Tax systems tend to focus on sources of profit, such as factories and other tangible assets, more than on intangible assets, said Mindy Herzfeld, a professor at the University of Florida's Levin College of Law. Companies' business models are changing dramatically, however, and "current tax laws have not been able to respond to the change yet," Hertzfeld pointed out.
Big Tech companies are cool to the idea of global tax harmonization.
"Google's overall global tax rate has been over 23% for the past 10 years, in line with the 23.7% average statutory rate for members of the Organization for Economic Cooperation and Development," said Karan Bhatia, Google's vice president for government affairs and public policy, in response to a question regarding Nikkei's survey findings.
"Corporate income tax is an important way companies contribute to the countries and communities where they do business, and we would like to see a tax environment that people find reasonable and appropriate," he added.

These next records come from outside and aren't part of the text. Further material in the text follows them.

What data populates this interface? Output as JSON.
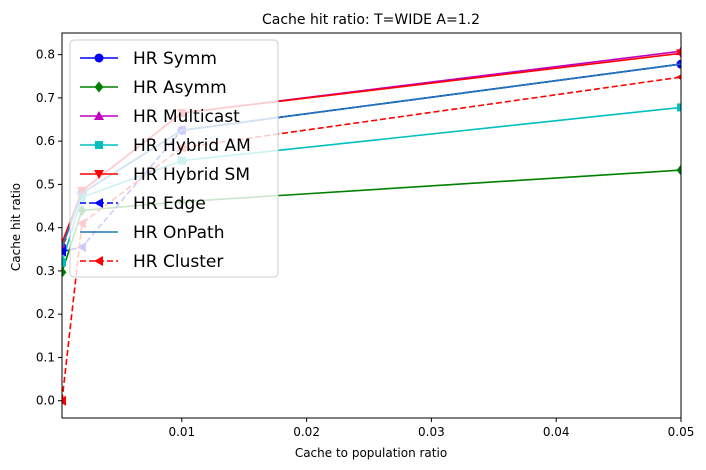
{
  "chart_data": {
    "type": "line",
    "title": "Cache hit ratio: T=WIDE A=1.2",
    "xlabel": "Cache to population ratio",
    "ylabel": "Cache hit ratio",
    "xlim": [
      0.0004,
      0.05
    ],
    "ylim": [
      -0.04,
      0.85
    ],
    "xticks": [
      0.01,
      0.02,
      0.03,
      0.04,
      0.05
    ],
    "xtick_labels": [
      "0.01",
      "0.02",
      "0.03",
      "0.04",
      "0.05"
    ],
    "yticks": [
      0.0,
      0.1,
      0.2,
      0.3,
      0.4,
      0.5,
      0.6,
      0.7,
      0.8
    ],
    "ytick_labels": [
      "0.0",
      "0.1",
      "0.2",
      "0.3",
      "0.4",
      "0.5",
      "0.6",
      "0.7",
      "0.8"
    ],
    "grid": false,
    "legend_position": "top-left",
    "x": [
      0.0004,
      0.002,
      0.01,
      0.05
    ],
    "series": [
      {
        "name": "HR Symm",
        "color": "#0000ff",
        "marker": "circle",
        "dash": "solid",
        "values": [
          0.355,
          0.48,
          0.625,
          0.778
        ]
      },
      {
        "name": "HR Asymm",
        "color": "#008000",
        "marker": "diamond",
        "dash": "solid",
        "values": [
          0.297,
          0.44,
          0.46,
          0.533
        ]
      },
      {
        "name": "HR Multicast",
        "color": "#bf00bf",
        "marker": "triangle-up",
        "dash": "solid",
        "values": [
          0.36,
          0.485,
          0.665,
          0.808
        ]
      },
      {
        "name": "HR Hybrid AM",
        "color": "#00bfbf",
        "marker": "square",
        "dash": "solid",
        "values": [
          0.32,
          0.47,
          0.555,
          0.678
        ]
      },
      {
        "name": "HR Hybrid SM",
        "color": "#ff0000",
        "marker": "triangle-down",
        "dash": "solid",
        "values": [
          0.365,
          0.485,
          0.665,
          0.803
        ]
      },
      {
        "name": "HR Edge",
        "color": "#0000ff",
        "marker": "triangle-left",
        "dash": "dashed",
        "values": [
          0.345,
          0.355,
          0.625,
          0.778
        ]
      },
      {
        "name": "HR OnPath",
        "color": "#1f77b4",
        "marker": "none",
        "dash": "solid",
        "values": [
          0.355,
          0.48,
          0.625,
          0.778
        ]
      },
      {
        "name": "HR Cluster",
        "color": "#ff0000",
        "marker": "triangle-left",
        "dash": "dashed",
        "values": [
          0.0,
          0.41,
          0.585,
          0.748
        ]
      }
    ]
  }
}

Apple maintains that its tax payments are legitimate, saying, "As the largest taxpayer in the world, Apple pays every dollar it owes in every country around the world." Amazon said it pays taxes in compliance with related laws and regulations in all countries and regions where it does business. Facebook declined to comment.
The contribution of corporate taxes to total tax revenue has fallen in many countries. Corporate income taxes as a share of gross domestic product in the U.S. had previously hovered around 2% since 1990, but plunged below 1% in 2019. It has fallen to less than 3% in the U.K. and Italy.
In Japan, the share of corporate taxes to GDP remains in the 4% range, although it has fallen by about 2 percentage points since 1990.
Countries have been competitively cutting corporate tax rates in an effort to attract global companies. These successive cuts have lightened their burden in what critics call "a race to the bottom."
Meanwhile, companies, particularly in the U.S. and Europe, have spent their tax windfall mainly by rewarding shareholders through stock buybacks and other means. This has contributed to growing wealth and income inequality.
But the tide appears to have shifted since the start of the year. U.S. President Joe Biden is planning a corporate tax increase, partly to cover the huge spending package his administration pushed through to deal with the economic slowdown from the COVID-19 pandemic. With the U.K. and others making similar moves, the global trend toward tax cutting may finally come to a halt.
A review of tax rules aimed at forcing tech companies to cough up more is nearing completion. The OECD has proposed global revisions to tax rules, such as the introduction of a minimum corporate tax rate. Proposals from the Biden administration include sharing taxation right among nations to reach around 100 multinational companies. International negotiations are moving ahead with an eye toward reaching an agreement by the middle of this year.
The trick will be to correct imbalances in the tax burden while maintaining economic growth. To redress the skewed distribution of wealth that threatens to undermine democracy, countries should cooperate to reach a consensus on the appropriate tax burden for global companies.